Psychology theories took on a human face for Joe Manns when he volunteered at an Alzheimer’s center as an undergraduate student. For a few hours a week, he played simple games of cards and dominos with the patients, or just sat with them and asked how things were going.

“The most difficult part for me were the people in the middle of the downward slope of Alzheimer’s,” recalls Manns, assistant professor of psychology. “You’d be having a happy time that very quickly could result in tears. They might become a little confused during a card game and you could see it in their eyes, the realization that they were losing their memories.”

The experience helped convince Manns to make memory the focus of his career. “I saw how critical memory is to life — how big a role it plays in who you are,” he says. “And it’s a topic that scales well. You can study memory in terms of the cells in a dish, or from a cognitive perspective: Do our hopes and dreams affect what we recall?”

Manns’ research explores how the hippocampus supports declarative memory — facts that you can bring to consciousness and verbalize — such as what you ate for breakfast, or the name of your third-grade teacher.
“One of the big advances in neuroscience in recent years is the idea that there are multiple memory systems in the brain, and the hippocampus system is only one of them,” Manns says. “It’s not as if memory relies on any one place. It relies on the extreme interconnectedness of the brain.”

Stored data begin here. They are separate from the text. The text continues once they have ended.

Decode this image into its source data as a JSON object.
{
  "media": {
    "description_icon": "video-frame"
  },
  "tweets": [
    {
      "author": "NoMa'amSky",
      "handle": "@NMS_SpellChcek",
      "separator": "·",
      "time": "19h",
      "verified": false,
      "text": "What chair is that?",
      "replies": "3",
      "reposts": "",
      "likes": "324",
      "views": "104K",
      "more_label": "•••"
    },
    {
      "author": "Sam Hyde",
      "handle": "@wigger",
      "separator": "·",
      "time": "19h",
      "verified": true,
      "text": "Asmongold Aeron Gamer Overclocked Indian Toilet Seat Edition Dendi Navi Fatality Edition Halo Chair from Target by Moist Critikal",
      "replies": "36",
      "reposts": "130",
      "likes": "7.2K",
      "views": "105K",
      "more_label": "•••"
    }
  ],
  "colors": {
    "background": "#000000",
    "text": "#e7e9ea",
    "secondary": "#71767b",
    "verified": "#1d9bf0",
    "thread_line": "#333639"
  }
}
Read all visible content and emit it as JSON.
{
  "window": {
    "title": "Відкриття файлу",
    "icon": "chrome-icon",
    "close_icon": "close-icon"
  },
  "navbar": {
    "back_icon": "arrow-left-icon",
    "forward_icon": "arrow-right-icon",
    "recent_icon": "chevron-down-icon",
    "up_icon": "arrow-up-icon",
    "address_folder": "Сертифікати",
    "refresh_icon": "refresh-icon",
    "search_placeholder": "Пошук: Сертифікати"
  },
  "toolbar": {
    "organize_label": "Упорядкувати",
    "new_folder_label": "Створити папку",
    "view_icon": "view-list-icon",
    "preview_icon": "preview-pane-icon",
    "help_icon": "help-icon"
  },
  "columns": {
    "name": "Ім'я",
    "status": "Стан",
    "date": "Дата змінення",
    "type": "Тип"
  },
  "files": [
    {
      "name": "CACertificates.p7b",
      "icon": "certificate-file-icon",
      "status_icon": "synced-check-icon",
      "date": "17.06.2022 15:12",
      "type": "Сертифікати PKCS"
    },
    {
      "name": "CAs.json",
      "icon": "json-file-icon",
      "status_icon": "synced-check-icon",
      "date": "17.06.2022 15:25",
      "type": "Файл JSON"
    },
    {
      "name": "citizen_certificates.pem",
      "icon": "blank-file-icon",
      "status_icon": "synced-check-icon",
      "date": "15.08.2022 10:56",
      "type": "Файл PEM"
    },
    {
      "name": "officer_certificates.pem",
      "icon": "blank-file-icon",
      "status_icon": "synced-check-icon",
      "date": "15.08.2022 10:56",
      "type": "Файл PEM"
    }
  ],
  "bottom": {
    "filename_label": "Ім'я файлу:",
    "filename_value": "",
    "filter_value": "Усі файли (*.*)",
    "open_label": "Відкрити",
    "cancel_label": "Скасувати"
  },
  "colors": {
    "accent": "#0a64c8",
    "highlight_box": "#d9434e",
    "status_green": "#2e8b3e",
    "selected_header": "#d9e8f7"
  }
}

During a postdoctoral fellowship at Boston University, Manns led a research project that implanted micro-wires into the brains of laboratory rats, to monitor electrical activity in the hippocampus. The rats were then exposed to a series of tiny pots filled with different fragrant substances, such as oregano, basil, thyme, tarragon and cocoa powder. When the rats demonstrated that they could memorize the scents in a particular order they were rewarded with a Fruit Loop buried in a pot.

The results, which were published in the journal “Neuron,” suggested that the hippocampus supports the performance of this memory task by associating the odors with the context in which they were encountered.
Manns joined Emory in January, and is continuing to use electrophysiology to study the brains of rats engaged in recounting spatial and episodic cues. “It’s a process similar to you remembering where you parked your car each day,” he says, explaining that data gleaned from rats can help us understand how our own memories function.

“Emory has a particularly strong memory community,” Manns adds. “I can form collaborations here with scientists across the entire spread of research, from the psychological level of how memory emerges in infancy, to those studying the cellular and molecular aspects of memory.”